What is the point of having a lazy/strict version of Writer?

15
votes

Why are there two different Writer-type monads in Haskell? Intuitively to me, reading "strict writer monad" means that the <> is strict, so that there's no thunk buildup in the log. However, looking at the source code, it turns out that that isn't the case:

-- Lazy Writer
instance (Monoid w, Monad m) => Monad (WriterT w m) where
-- ...
m >>= k  = WriterT $ do
    ~(a, w)  <- runWriterT m
    ~(b, w') <- runWriterT (k a)
    return (b, w <> w')

In the strict version the patterns aren't irrefutable, i.e. the ~ are missing.

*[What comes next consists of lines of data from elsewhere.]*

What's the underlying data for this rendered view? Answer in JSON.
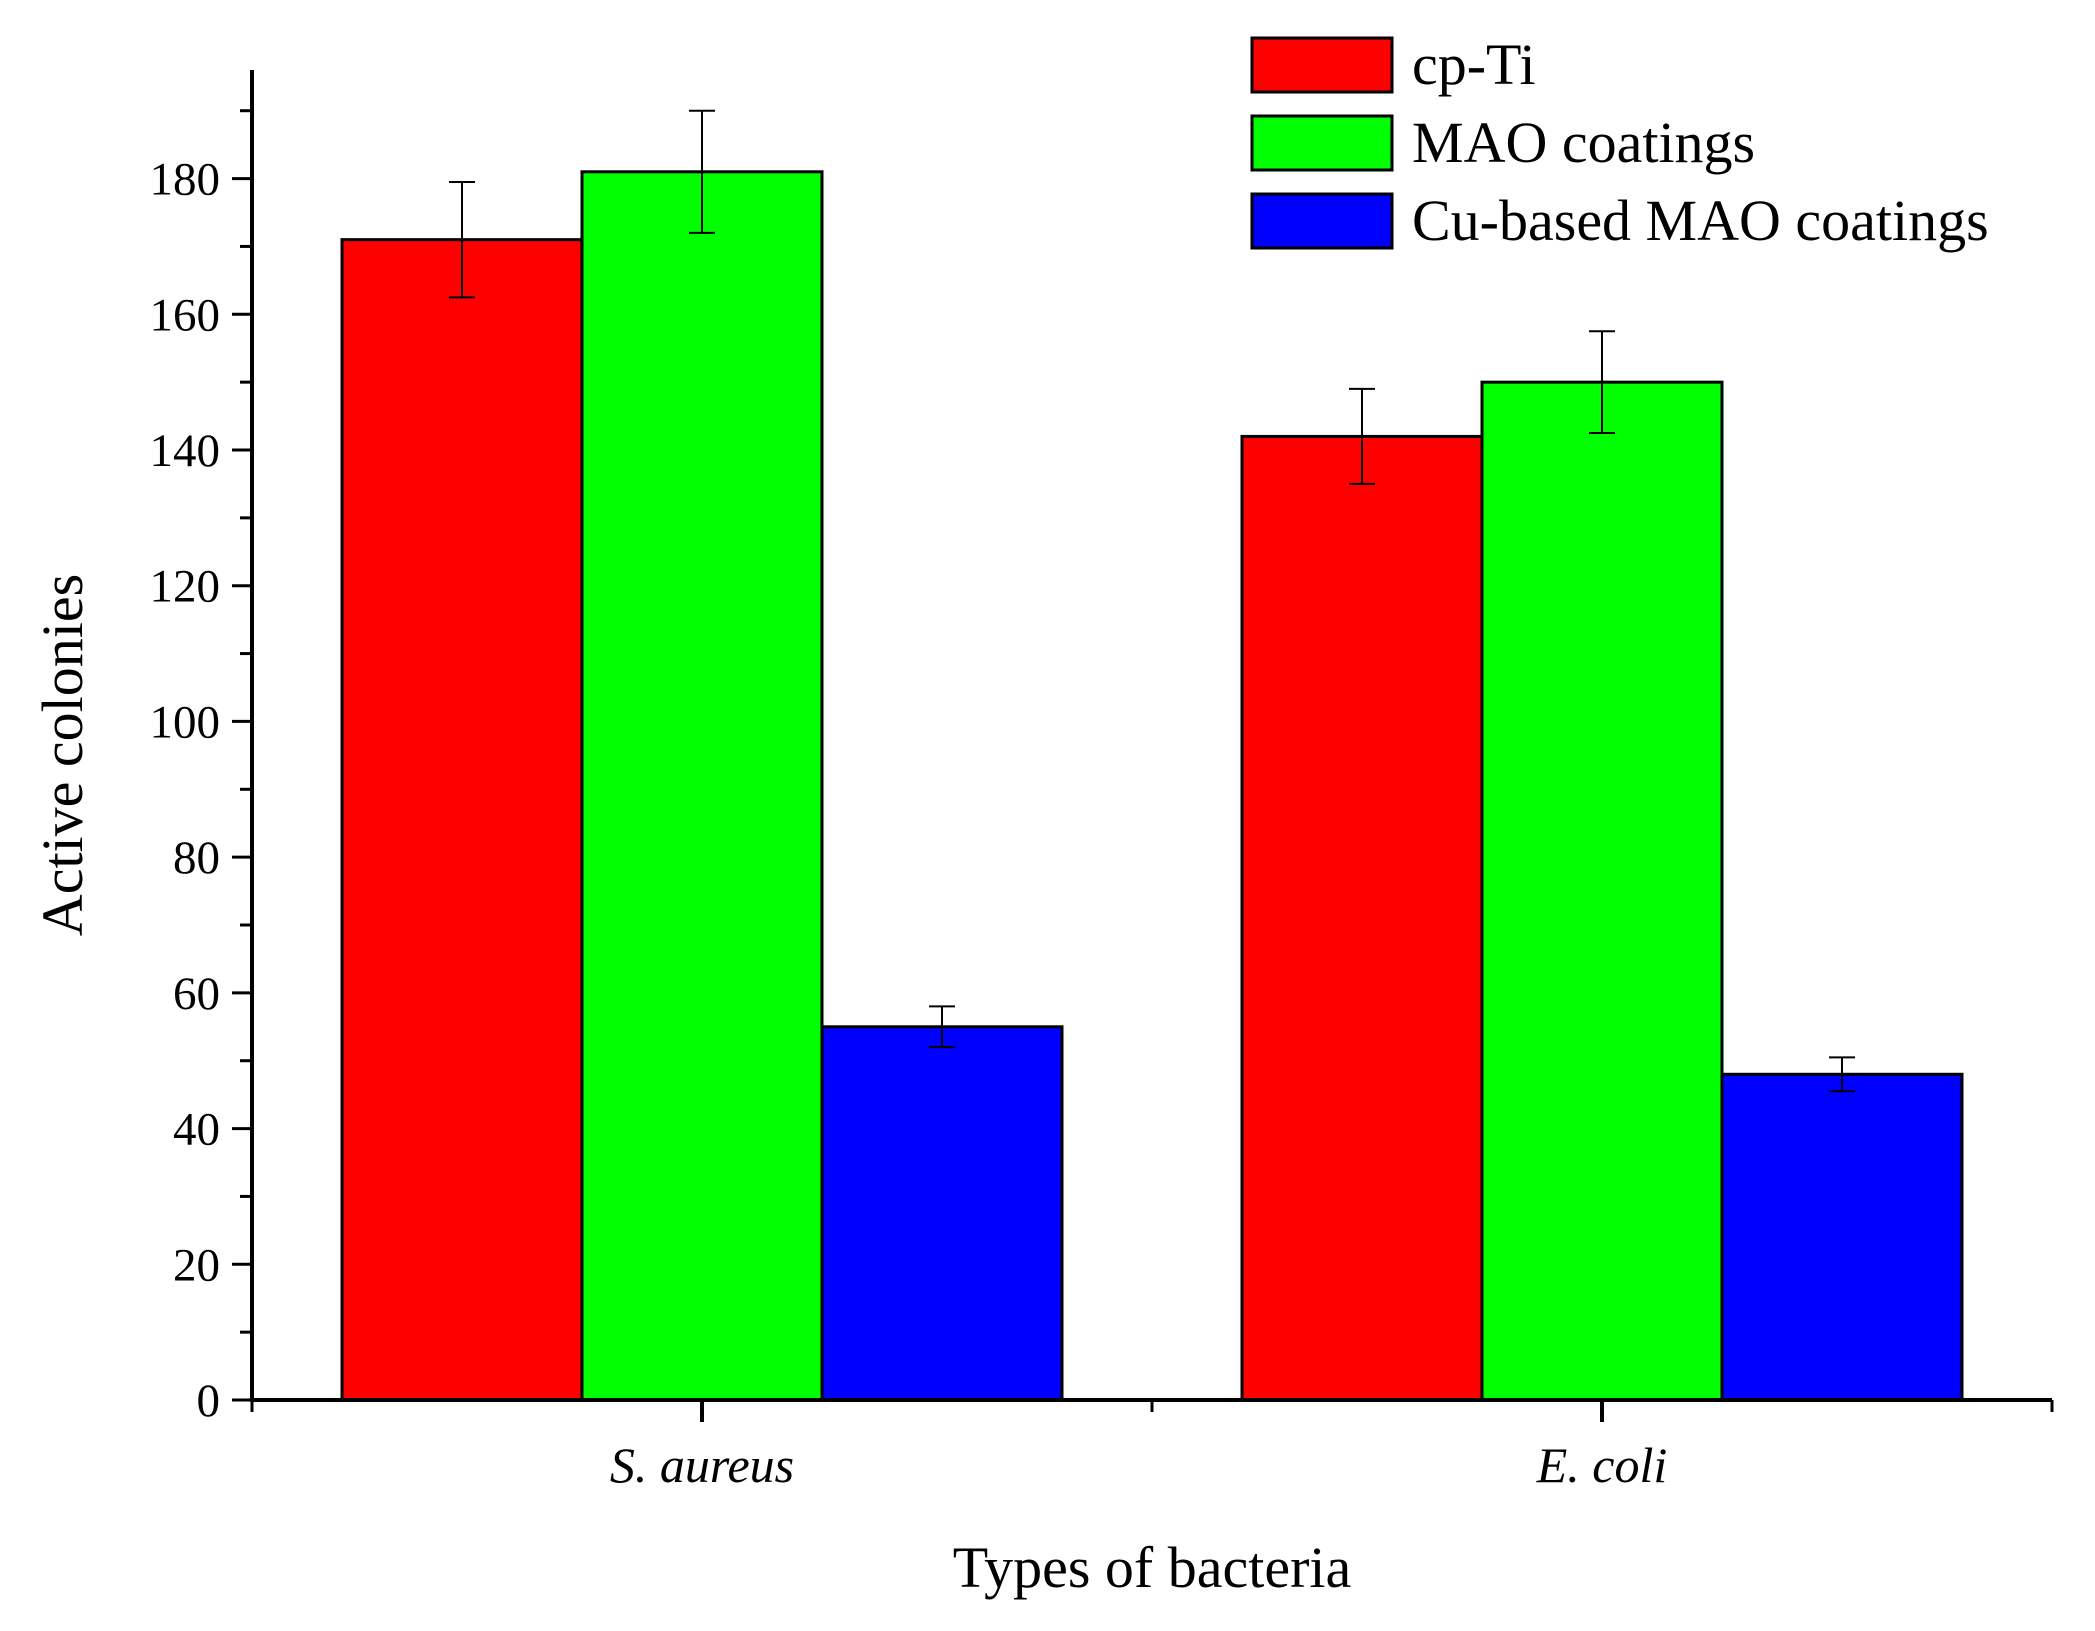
{
  "chart_data": {
    "type": "bar",
    "title": "",
    "xlabel": "Types of bacteria",
    "ylabel": "Active colonies",
    "categories": [
      "S. aureus",
      "E. coli"
    ],
    "ylim": [
      0,
      196
    ],
    "yticks": [
      0,
      20,
      40,
      60,
      80,
      100,
      120,
      140,
      160,
      180
    ],
    "ytick_labels": [
      "0",
      "20",
      "40",
      "60",
      "80",
      "100",
      "120",
      "140",
      "160",
      "180"
    ],
    "grid": false,
    "legend_position": "top-right",
    "series": [
      {
        "name": "cp-Ti",
        "color": "#ff0000",
        "values": [
          171,
          142
        ],
        "errors": [
          8.5,
          7
        ]
      },
      {
        "name": "MAO coatings",
        "color": "#00ff00",
        "values": [
          181,
          150
        ],
        "errors": [
          9,
          7.5
        ]
      },
      {
        "name": "Cu-based MAO coatings",
        "color": "#0000ff",
        "values": [
          55,
          48
        ],
        "errors": [
          3,
          2.5
        ]
      }
    ]
  }
}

So what happens above is that m and k a are not evaluated, but stored as thunks. In the strict version, they are evaluated to check whether they match the tuple patterns, the result is fed to <>. In both cases, the >>= isn't evaluated until something actually demands the resulting value. So the way I understand it is that both the lazy and strict versions do the same thing, except that they have the thunk in a different place inside the definition of >>=: lazy produces runWriterT thunks, strict produces <> thunks.

This leaves me with two questions:

  1. Is the above right, or do I misunderstand evaluation here?
  2. Can I accomplish strict <> without writing my own wrapper and instance?
1
haskellmonadsmonad-transformerswriter
For question 1, the answer is at stackoverflow.com/questions/13186512/…Joachim Breitner

1 Answers

17
votes

You first observation is correct, but this distinction between which thunks get created is important.

Lazy and Strict aren't about the strictness in the log type, but instead about the strictness in the pair.

These arise because a pair in Haskell has two possible ways to update it.

bimap f g (a,b) = (f a, g b)

or

bimap f g ~(a,b) = (f a, g b)

The latter is the same as

bimap f g p = (f (fst p), g (snd p))

The difference between these two is that when you pass the args to bimap in the first case, the pair is forced immediately.

In the latter case the pair is not immediately forced, but I instead hand you a (,) back filled with two non-strict computations.

This means that

fmap f _|_ = _|_

in the first case but

fmap f _|_ = (_|_, _|_)

in the second lazier pair case!

Both are correct under different interpretations of the concept of a pair. One is forced on you by pretending a pair is a pair in the categorical sense, that it doesn't have any interesting _|_'s in its own right. On the other hand, the interpretation of the domain as being as non-strict. as possible so you can have as many programs terminate as possible ushes you to the Lazy version.

(,) e is a perfectly admissable Writer, so this characterizes the problem.

The reason the distinction is made is that it matters for the termination of many exotic programs that take a fixed point through the monad. You can answer questions about certain circular programs involving state or writer, so long as they are Lazy.

Note, in neither case is this strict in the 'log' argument. Once you incur strictness in that you lose proper associativity and cease technically to be a Monad. =/

Because this isn't a monad, we don't supply it in the mtl!

With that, we can address your second question:

There are some workarounds though. You can construct a fake Writer on top of State. Basically pretend you aren't handed a state argument. and just mappend into the state as you would tell. Now you can do this strictly, because it isn't happening behind your back as part of every bind. The State is just passing through the state unmodified between actions.

shout :: Monoid s => s -> Strict.StateT s m ()
shout s' = do
   s <- get
   put $! s <> s'

This does, however mean that you force your entire State monad to get the output, and cannot produce parts of the Monoid lazily but you get something that is operationally closer to what an strict programmer would expect. Interestingly this works even with just Semigroup, because the only use of mempty is effectively at the start when you runState.